「トラブゾン狂騒曲 〜小さな村の大きなゴミ騒動〜」60点(100点満点中)
Der Mull im Garten Eden 2013年8月17日(土)より、シアター・イメージフォーラムほか全国順次ロードショー 2012年/ドイツ/98分/デジタル/1:1.85 配給:ビターズ・エンド
監督:ファティ・アキン 撮影:ブンヤミン・セレクバサン、エルベ・デュー 編集:アンドリュー・バード 音楽:アレクサンダー・ハッケ

まるで日本

住民の反対を押し退けゴミの処分場が建設されてしまう──。トルコの名もなき村でそんな騒動が起きていたなんて、この映画を見なければ一生知ることはなかったろう。もっというならば、ファティ・アキン監督がこの村にルーツを持ち、故郷が汚されるのをいてもたっても居られずカメラを回すことがなければ、である。

このドキュメンタリーは、90年代半ばに計画されやがて建設、運用、そして寿命を迎える直前までのあるゴミ埋め立て処分施設について、足掛け5年にわたってその顛末を追いかけた記録である。
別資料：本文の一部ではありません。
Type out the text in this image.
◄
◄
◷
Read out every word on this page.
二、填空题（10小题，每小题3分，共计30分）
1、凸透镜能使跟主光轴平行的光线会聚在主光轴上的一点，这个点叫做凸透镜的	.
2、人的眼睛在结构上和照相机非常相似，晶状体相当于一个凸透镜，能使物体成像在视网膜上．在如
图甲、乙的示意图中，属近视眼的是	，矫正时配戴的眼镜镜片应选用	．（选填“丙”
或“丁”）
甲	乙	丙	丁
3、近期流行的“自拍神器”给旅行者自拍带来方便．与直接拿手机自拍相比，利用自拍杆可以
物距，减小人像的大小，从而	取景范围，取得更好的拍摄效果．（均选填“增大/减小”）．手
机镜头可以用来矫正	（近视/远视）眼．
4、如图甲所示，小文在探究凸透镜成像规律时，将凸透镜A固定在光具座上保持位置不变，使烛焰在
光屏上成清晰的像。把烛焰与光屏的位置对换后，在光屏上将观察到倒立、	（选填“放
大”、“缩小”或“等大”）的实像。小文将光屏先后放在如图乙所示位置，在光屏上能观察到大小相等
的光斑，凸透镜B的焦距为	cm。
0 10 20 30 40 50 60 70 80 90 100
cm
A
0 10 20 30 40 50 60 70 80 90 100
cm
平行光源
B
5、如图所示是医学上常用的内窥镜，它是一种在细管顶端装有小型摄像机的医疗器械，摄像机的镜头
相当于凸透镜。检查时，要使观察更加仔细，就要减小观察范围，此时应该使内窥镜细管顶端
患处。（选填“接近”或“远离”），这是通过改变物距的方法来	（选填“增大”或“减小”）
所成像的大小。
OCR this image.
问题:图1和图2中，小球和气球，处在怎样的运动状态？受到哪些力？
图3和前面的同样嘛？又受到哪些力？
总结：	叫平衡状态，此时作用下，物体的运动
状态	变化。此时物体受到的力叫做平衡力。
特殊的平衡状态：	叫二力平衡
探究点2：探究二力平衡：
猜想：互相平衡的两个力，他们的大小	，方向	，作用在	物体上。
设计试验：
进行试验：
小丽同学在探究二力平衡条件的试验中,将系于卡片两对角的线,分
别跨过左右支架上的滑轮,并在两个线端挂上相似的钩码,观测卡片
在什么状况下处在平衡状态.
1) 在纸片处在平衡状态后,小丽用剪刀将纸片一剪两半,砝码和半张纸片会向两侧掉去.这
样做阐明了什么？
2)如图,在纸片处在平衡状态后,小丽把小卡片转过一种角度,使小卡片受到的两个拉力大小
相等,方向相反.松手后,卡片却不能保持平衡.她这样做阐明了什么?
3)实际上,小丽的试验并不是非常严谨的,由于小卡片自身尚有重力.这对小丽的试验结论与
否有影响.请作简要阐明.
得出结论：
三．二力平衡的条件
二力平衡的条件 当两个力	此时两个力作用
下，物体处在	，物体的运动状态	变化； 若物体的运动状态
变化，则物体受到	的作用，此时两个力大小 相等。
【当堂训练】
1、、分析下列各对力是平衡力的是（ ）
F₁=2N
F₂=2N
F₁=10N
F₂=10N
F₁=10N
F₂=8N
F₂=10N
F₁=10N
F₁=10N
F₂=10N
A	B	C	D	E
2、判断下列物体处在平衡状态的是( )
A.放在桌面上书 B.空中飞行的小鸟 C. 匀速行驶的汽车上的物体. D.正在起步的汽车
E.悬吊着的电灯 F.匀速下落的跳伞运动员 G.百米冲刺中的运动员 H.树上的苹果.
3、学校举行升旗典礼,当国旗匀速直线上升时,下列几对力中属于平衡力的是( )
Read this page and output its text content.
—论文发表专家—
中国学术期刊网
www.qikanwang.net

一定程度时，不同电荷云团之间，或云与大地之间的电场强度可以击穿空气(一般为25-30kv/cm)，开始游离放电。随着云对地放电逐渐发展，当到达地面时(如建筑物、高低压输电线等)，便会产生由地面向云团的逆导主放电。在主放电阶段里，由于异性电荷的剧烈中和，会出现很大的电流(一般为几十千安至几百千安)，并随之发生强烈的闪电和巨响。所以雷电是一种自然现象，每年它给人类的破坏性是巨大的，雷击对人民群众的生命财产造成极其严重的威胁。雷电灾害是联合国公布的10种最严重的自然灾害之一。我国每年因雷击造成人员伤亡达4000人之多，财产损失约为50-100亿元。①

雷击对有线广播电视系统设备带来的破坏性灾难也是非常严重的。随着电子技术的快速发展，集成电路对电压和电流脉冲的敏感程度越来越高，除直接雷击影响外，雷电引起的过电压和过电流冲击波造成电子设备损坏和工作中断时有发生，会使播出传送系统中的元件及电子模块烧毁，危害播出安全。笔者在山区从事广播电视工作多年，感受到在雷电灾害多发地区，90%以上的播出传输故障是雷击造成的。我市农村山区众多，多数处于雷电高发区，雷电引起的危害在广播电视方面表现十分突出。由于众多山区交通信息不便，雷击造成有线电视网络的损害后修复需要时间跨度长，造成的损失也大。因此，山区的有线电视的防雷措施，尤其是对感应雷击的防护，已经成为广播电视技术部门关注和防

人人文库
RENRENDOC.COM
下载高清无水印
見るといろいろなことがわかるが、興味深いのは一つのゴミ処理場ができると、すべてがリンクして次々とダメになるという一連の流れ。たとえば集められた大量のゴミを、どこからともなくやってきた鳥の大群があさりはじめる。やがて鳥たちはそこいらじゅうにフンをする。すると村の特産品だった茶畑もフンだらけになって壊滅する、といった具合だ。

そして、こうした「迷惑施設」とともに生きる住民たちの話を聞くうちに、日本人はある事に気づくだろう。ああ、これは現在の日本と同じではないか、と。

ゴミ処理場側のつれてきた「専門家」が「深刻な事故は絶対に起きません、万が一の際の汚染水漏れについても、対策ばっちりで安心です」と語る。

そんなもの信用できるかと、住民たちがたくさんの科学的証拠と論拠を示して戦っても結局法廷では敗北。若者たちは村の将来に絶望して町を去る。気づいてみれば、利権にあずかれる人間以外にメリットなど一つもなく、村おこしどころか滅亡への片道切符だったのだと後になって皆が知る……。

これは、今となっては法整備や民度の低いどこか後進国の話ではないと誰もが知っている事実だ。

いったい鳥のフンで汚染された茶葉はどこへ行くのか。みたところ、その後もお茶は生産されている。映画はなにも語らないが、ここで出荷される製品茶と、日本のあの県の農産物が抱える問題は、本質的に同じではないのか。

はたしてこのチャンブルヌ村のゴミ処理場問題は、どんな結末を迎えるのか。

そこからは、私たちが原子力発電所といいうものをどうとらえていくべきなのか、いくつかの教訓を得ることができるだろう。おそらくこの映画を買ってきて配給している人たちも同じ思いを持っているに違いない。監督自身がそこまで意識しているのかは知らないが、これは日本人こそ見るべき、私たちの予言書である。